An ICSID ECT arbitration award is sufficiently established to be enforceable

In the case of ICSID arbitration, as the annulment procedure is not carried out by a national jurisdiction but undertaken by an ad hoc committee according to article 52 of the ICSID Convention, there cannot be interference by jurisdiction of Member States in the set aside of the arbitration award. Such committee is not bound by Achmea or by the CJEU’s interpretation on the validity of submission to arbitration of intra-EU disputes under article 26 of the ECT. This committee is only bound by applicable international law and may reach a different conclusion on the interaction of ICSID Convention, ECT, the Vienna Convention on the Law of Treaties and EU law.

If the intra-EU ECT award is confirmed by the ad hoc committee, EU Member States and the EU itself, having ratified the ECT, would be bound to ensure the effective enforcement of such ICSID arbitration award. Under article 26.8 of ECT, “The awards of arbitration, […], shall be final and binding upon the parties to the dispute. […] Each Contracting Party shall carry out without delay any such award and shall make provision for the effective enforcement in its Area of such awards”). Moreover, in accordance with article 54.1 of the ICSID Convention, “Each Contracting State shall recognize an award rendered pursuant to this Convention as binding and enforce the pecuniary obligations imposed by that award within its territories as if it were a final judgment of a court in that State”.

Any ICSID ECT arbitration award, even in disputes between EU Member States, has been recognised by those States as being enforceable, without need of further recognition and being equivalent to a court judgment. Following the criteria established by the ECtHR in the above case law, there seems to be sufficient grounds to consider that ICSID ECT arbitration awards are sufficiently established as enforceable and, therefore, the debt recognised in such awards is a possession that may benefit from the protection of Article 1 of Protocol I of the ECHR.

 

Review of interference with ICSID intra-EU ECT awards by the ECtHR

If, as we contend, ICSID intra-EU ECT arbitration awards are possessions protected by the ECHR, successful claimants in these awards could request enforcement in any EU Member State where assets of the defending Member State may be found. Failure to enforce such award based on Achmea or other arguments of EU law could be considered as an infringement of the human right to property of the claimant, who could file a claim and seek compensation before the ECtHR.

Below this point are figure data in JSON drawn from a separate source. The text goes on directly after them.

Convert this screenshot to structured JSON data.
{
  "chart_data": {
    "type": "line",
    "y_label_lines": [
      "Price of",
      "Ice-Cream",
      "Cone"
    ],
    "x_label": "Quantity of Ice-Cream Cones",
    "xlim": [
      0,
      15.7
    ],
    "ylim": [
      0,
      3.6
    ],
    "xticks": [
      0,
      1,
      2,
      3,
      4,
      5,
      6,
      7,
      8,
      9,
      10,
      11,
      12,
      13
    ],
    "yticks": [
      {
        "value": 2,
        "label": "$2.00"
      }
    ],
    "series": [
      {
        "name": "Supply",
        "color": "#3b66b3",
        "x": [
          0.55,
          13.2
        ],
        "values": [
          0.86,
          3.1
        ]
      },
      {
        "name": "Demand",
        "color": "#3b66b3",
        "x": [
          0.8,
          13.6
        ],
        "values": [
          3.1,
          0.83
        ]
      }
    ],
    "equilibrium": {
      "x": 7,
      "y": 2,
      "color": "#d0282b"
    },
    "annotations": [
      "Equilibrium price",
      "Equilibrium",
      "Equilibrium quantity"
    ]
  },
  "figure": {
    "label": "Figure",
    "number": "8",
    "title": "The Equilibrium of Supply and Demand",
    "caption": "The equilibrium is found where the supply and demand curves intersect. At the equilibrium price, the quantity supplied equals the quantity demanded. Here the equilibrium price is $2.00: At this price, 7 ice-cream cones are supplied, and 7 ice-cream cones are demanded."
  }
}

Although is not free of encumbrances, including the requirement to exhaust all domestic remedies or sovereign immunity from execution, the Strasbourg venue could have certain advantages. The ECtHR is likely to be at least more neutral and cautious in the application of EU law over the international obligations voluntarily assumed in the ECT by EU Member States and the EU itself. It would be an opportunity for ECtHR to dispense poetic justice after the CJEU’s opinion against the accession of EU to the European Convention on Human Rights. This option would also be open to enforcement in certain non-EU countries, such as Switzerland or more recently the United Kingdom, that have ratified the ECHR. It would be arguable whether this option would be available in case of opposition by EU Member States to enforcement of ICSID awards in third States that have not ratified the ECHR.

 

Conclusion

These thoughts may be idle talk if the CJEU finally supports the validity of submission to arbitration of intra-EU disputes under article 26.4 of ECT, if ICSID ad hoc committees take a contrary view or if relevant States, such as the United States, Switzerland, the United Kingdom or Australia, recognise and enforce intra-EU ECT arbitration awards. Otherwise, a complaint before the ECtHR under article 1 of Protocol 1 of the ECHR could serve as a last bullet to attempt enforcement of intra-EU ECT awards within the EU. In any case, it seems important that the EU learns that the assumption of international powers over international trade, including investment arbitration, although desirable, comes with the inherent burden of international obligations and liability.